Another pitfall is related to character codes that the lexical analyser uses to indicate the buffer-limit. The values for those codes are chosen to be out of the range for sound regular expressions parsing human written text (0x0 for buffer-limit). If it is intended to parse binary files, and this value is supposed to occur in patterns, then its code need to be changed. Section <<sec-formal-command-line-options>> mentions how to specify the buffer limit code on the command line.

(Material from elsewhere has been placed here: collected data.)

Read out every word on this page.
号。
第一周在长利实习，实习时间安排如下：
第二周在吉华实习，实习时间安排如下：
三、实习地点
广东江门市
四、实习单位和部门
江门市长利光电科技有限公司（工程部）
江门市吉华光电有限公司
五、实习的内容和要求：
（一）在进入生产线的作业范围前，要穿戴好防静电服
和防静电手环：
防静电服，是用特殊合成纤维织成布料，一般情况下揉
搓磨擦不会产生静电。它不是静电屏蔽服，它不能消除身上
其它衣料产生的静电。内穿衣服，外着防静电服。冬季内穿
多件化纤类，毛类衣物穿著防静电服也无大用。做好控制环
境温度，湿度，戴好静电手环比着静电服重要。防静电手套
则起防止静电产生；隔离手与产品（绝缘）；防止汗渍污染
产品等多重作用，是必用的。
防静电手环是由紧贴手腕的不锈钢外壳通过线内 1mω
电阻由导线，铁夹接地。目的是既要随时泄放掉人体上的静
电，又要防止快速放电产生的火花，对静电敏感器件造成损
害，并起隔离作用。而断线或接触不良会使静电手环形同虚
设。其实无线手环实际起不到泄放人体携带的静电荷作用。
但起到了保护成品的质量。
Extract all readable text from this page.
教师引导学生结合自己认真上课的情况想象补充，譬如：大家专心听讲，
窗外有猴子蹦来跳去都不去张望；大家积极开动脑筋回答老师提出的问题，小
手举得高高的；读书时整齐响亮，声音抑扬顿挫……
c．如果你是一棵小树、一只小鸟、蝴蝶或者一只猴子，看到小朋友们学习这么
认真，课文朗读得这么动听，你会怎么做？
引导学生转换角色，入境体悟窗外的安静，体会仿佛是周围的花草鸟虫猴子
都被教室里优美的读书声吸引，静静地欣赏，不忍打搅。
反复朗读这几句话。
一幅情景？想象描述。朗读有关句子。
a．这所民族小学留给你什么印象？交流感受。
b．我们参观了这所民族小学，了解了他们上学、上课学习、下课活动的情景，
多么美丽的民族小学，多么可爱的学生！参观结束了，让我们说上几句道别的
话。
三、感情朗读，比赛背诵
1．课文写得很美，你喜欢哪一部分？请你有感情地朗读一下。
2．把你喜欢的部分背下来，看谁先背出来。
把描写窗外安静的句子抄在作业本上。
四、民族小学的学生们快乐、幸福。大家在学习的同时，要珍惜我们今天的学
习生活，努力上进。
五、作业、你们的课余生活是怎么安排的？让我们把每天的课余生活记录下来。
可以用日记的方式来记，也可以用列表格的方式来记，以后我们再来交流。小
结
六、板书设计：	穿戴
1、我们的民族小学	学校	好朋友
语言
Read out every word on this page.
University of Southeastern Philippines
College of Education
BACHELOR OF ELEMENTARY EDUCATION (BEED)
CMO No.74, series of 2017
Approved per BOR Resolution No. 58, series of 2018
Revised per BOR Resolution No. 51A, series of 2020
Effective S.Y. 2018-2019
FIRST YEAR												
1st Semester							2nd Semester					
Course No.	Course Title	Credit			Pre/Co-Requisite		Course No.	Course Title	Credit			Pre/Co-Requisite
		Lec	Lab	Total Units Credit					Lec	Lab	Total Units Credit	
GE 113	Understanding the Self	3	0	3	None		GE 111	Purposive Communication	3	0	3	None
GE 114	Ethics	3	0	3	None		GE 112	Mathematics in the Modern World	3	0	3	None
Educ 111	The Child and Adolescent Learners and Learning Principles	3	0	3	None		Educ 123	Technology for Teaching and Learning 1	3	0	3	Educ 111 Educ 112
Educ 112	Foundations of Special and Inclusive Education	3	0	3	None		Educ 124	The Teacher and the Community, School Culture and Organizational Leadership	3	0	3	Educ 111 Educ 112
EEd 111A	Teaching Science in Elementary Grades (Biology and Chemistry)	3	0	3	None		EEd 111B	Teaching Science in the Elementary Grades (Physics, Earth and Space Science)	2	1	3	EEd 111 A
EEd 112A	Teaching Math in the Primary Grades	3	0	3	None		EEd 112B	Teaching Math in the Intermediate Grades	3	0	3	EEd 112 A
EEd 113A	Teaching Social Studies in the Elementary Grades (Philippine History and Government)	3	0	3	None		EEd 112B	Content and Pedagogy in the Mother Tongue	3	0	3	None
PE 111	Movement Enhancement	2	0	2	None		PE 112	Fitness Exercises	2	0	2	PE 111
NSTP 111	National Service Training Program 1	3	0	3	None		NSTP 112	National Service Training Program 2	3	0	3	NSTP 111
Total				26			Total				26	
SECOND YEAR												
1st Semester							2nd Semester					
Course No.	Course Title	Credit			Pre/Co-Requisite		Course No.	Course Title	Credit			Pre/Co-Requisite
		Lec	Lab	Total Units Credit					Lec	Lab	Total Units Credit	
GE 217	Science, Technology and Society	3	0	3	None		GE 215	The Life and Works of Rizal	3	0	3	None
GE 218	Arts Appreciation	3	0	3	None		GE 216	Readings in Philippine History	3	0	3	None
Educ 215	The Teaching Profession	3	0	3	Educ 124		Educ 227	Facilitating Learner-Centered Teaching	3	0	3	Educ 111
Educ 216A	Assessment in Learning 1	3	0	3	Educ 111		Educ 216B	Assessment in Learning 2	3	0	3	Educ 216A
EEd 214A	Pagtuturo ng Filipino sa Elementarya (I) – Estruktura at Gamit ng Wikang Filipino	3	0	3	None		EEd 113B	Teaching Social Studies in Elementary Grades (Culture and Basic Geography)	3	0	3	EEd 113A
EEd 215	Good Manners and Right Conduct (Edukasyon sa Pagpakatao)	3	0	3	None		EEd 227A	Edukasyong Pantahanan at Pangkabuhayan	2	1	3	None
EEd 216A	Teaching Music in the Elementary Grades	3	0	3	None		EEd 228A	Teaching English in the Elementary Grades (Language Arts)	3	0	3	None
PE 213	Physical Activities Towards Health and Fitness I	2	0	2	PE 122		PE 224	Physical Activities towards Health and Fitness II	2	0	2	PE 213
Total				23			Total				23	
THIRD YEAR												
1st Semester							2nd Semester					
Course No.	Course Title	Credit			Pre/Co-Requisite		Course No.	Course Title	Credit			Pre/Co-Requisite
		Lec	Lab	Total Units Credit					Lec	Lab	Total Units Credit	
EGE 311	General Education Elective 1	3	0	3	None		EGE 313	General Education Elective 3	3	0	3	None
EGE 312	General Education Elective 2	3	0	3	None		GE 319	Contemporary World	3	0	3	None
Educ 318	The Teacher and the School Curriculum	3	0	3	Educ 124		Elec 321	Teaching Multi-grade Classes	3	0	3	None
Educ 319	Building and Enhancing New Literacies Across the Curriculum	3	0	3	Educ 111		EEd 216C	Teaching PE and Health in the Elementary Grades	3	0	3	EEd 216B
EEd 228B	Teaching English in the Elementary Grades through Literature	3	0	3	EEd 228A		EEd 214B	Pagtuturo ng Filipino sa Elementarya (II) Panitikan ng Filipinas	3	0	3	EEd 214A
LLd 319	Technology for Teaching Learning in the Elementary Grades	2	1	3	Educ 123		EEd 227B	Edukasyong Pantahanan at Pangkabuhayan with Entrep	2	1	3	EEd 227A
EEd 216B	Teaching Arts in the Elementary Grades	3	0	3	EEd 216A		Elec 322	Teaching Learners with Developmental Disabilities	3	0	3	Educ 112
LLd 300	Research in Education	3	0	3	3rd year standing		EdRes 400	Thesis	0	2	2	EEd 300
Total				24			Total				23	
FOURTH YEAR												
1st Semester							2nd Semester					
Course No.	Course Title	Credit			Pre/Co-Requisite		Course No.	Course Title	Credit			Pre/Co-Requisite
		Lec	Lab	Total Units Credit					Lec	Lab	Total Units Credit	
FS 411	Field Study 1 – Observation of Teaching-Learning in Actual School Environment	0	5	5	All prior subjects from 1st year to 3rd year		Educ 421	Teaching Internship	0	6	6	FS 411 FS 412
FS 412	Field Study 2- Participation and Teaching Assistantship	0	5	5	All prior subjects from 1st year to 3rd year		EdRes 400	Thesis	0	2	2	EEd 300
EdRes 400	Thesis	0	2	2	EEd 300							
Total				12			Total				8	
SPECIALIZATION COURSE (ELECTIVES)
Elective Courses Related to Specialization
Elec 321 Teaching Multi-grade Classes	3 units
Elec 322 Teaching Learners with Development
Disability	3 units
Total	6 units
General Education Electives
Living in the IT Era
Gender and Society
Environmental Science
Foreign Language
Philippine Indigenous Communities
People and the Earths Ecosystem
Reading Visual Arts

One more pitfall to be mentioned is actually a plain user error. But, since it resulted once in a bug-report [1] it is mentioned at this place. The issue comes into play when patterns span regions, such as HTML-tags.
define {
...
P_XML <\/?[A-Za-z!][^>]*>
...
}
Now, when parsing some larger files or database a perturbing buffer overflow might occur. The reason for this might be a ‘<’ operator where it is not considered as a tag opener, as in the following text:
La funzione di probabilità è data da ove "k" e "r" sono interi non
negativi e "p" una probabilità (0<p<1) La funzione generatrice dei
momenti è: A confronto con le due ...
This occurence of the < in (0<p<1) opens the P_XML pattern and lets the analyzer search for the closing ‘>’. This might never occur. It is anyway inappropriate to consider this as an XML tag. Thus, patterns that span regions must be protected against unintentional region openers. One might use the ^, i.e. begin of line to restrict the possible matches, e.g.
define {
...
P_XML ^[ \t]*<\/?[A-Za-z!][^>]*>
...
}
might restrict the set of possible matches reasonably.
Footnotes
| [1] | See bug report 2272677. Thanks to Prof. G. Attardi for pinpointing this issue. |